Al igual que con las comunicaciones, su astronave podía atravesar el espacio cuántico, viajando a través de diferentes cuerdas –estables o temporales–, avanzando millones de kilómetros en apenas un instante. Pero mientras que los mensajes, apenas unos bits de información contenida en partículas subatómicas, podían recorrer millones de años-luz en un único trayecto sin llegar a corromperse, la tecnología de su medio de transporte no le permitía realizar grandes recorridos. Los enlaces atómicos no soportaban lo suficiente y tanto moléculas como átomos corrían el riesgo de descomponerse de forma fatal. Además, una prolongada exposición al campo cuántico tampoco era una situación compatible con la vida para los seres orgánicos. Por lo que se veía obligado a realizar pequeños saltos cuánticos, con un necesario descanso entre ellos, y llevando tanto su equipo como su cuerpo al límite en cada uno de ellos.

Finalmente había llegado a su destino, aunque su ceguera le impidió apreciar la belleza de aquel planeta azul y blanco, y a duras penas logró maniobrar los mandos para evitar acabar estrellado contra la superficie. Los sensores de la nave le indicaron que el planeta carecía de vida pero contenía abundante agua. Podría ser un destino apto para su especie, los últimos supervivientes de un planeta ya extinto, refugiados interestelares en tránsito hacia una nueva existencia. Envió la señal acordada, y la astronave, su fiel servidora y única acompañante durante tanto tiempo, se despidió de él con un aparatoso estertor. Quedaba así completamente incomunicado. Se introdujo en un traje presurizado con adaptador atmosférico, que le permitiría subsistir en condiciones adversas, adaptando el aire exterior a unas condiciones asumibles para su organismo. Tenía aire respirable y agua en abundancia, por lo que podría sobrevivir hasta la llegada de sus congéneres, aún a varios millones de años-luz de distancia. Se armaría de paciencia para sobrellevar tan larga espera en la soledad de aquel vacío planeta.

Salió al exterior.

Se encontró con hielo. Mucho hielo. Por todas partes. Sus ojos ciegos no podían verlo, pero notaba la potente claridad de la superficie congelada. Un vasto espacio abierto, cubierto de sólido e inamovible hielo, le rodeaba. Blanco y frío, eterno e infinito.

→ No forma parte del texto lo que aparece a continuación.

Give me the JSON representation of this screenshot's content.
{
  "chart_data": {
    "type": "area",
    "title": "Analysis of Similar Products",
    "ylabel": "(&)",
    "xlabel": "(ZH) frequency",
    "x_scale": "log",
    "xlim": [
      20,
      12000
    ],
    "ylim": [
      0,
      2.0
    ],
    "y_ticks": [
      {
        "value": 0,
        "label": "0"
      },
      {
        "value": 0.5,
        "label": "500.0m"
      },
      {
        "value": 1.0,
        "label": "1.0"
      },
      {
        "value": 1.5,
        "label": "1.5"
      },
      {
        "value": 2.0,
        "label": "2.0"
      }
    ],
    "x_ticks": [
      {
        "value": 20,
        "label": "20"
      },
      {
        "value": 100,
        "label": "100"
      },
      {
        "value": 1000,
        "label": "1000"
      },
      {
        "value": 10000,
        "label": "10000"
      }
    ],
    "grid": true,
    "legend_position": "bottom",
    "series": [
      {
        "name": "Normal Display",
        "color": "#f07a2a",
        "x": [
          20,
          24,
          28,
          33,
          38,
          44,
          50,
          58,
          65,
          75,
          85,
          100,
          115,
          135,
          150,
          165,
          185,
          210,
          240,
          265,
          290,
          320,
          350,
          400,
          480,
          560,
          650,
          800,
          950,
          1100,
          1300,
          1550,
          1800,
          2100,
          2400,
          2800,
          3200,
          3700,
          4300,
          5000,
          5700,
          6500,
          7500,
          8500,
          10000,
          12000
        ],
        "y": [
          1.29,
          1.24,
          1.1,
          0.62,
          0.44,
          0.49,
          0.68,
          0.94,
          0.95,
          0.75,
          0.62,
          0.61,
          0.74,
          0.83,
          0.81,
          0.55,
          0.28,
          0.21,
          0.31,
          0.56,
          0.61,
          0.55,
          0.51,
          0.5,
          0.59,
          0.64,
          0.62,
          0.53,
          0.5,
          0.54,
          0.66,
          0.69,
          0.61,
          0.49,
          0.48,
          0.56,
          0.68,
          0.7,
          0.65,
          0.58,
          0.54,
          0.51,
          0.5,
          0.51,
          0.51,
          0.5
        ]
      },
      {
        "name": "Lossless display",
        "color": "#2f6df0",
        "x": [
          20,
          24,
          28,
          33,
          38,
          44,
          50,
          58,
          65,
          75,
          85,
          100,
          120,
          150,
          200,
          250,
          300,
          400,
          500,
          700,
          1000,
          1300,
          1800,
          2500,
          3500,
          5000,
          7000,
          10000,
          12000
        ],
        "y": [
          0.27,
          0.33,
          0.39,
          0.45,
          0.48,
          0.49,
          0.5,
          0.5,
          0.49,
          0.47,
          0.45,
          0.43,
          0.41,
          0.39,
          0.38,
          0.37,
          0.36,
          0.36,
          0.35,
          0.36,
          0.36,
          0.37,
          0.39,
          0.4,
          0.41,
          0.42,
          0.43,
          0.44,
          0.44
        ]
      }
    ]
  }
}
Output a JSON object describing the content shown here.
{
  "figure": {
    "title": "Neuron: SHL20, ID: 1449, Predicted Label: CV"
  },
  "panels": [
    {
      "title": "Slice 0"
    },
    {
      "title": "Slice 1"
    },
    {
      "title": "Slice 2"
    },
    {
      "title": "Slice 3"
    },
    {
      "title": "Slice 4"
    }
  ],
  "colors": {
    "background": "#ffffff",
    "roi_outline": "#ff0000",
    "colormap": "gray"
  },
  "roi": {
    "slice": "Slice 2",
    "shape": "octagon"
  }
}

Dio unos pasos, maravillado, tratando de imaginarse la escena. En el cielo, de un azul radiante ajeno a su visión perdida, brillaba con fuerza la estrella sobre la que seguramente orbitaba aquel mundo blanco. El alienígena incluso podía notar el calor que proporcionaba en aquel frío inmenso. Extendió sus cuatro largas extremidades superiores y agitó los pequeños tentáculos ubicados en sus extremos. En su especie, era un claro signo de alegría.

En el horizonte, apenas visibles, unos pequeños puntos oscuros se movían en su dirección, sin que aquel ser fuera consciente de ello.

---

En cuanto se detectó aquel objeto desconocido penetrando en la atmósfera terrestre, los diferentes gobiernos de la Tierra se movilizaron en su búsqueda. No pasó mucho tiempo hasta que una expedición lo localizó. Aquellos restos encontrados en la Antártida suponían todo un reto para los mejores científicos de la Tierra. Contenían una tecnología completamente desconocida hasta entonces, y sin duda superior a la desarrollada por el ser humano. La criatura insólita y amorfa que se agitaba junto a aquellos restos, visiblemente orgánica aunque cubierta por una especie de extraño traje espacial, y aparentemente inteligente, era una clara amenaza para la humanidad.

Con cada nuevo experimento que realizaban sobre su maltrecho cuerpo, el alienígena tan solo deseaba que fuera el último y le dejaran morir por fin. Con cada nueva prueba, tan solo se lamentaba y se maldecía a sí mismo. Incapaz de comunicarse con aquellos seres morfológicamente tan diferentes a él, el dolor y la agonía que le provocaban no eran nada comparado con su sentimiento de culpa. Su especie, los últimos supervivientes de un planeta ya extinto, se dirigían sin saberlo a la perdición más absoluta.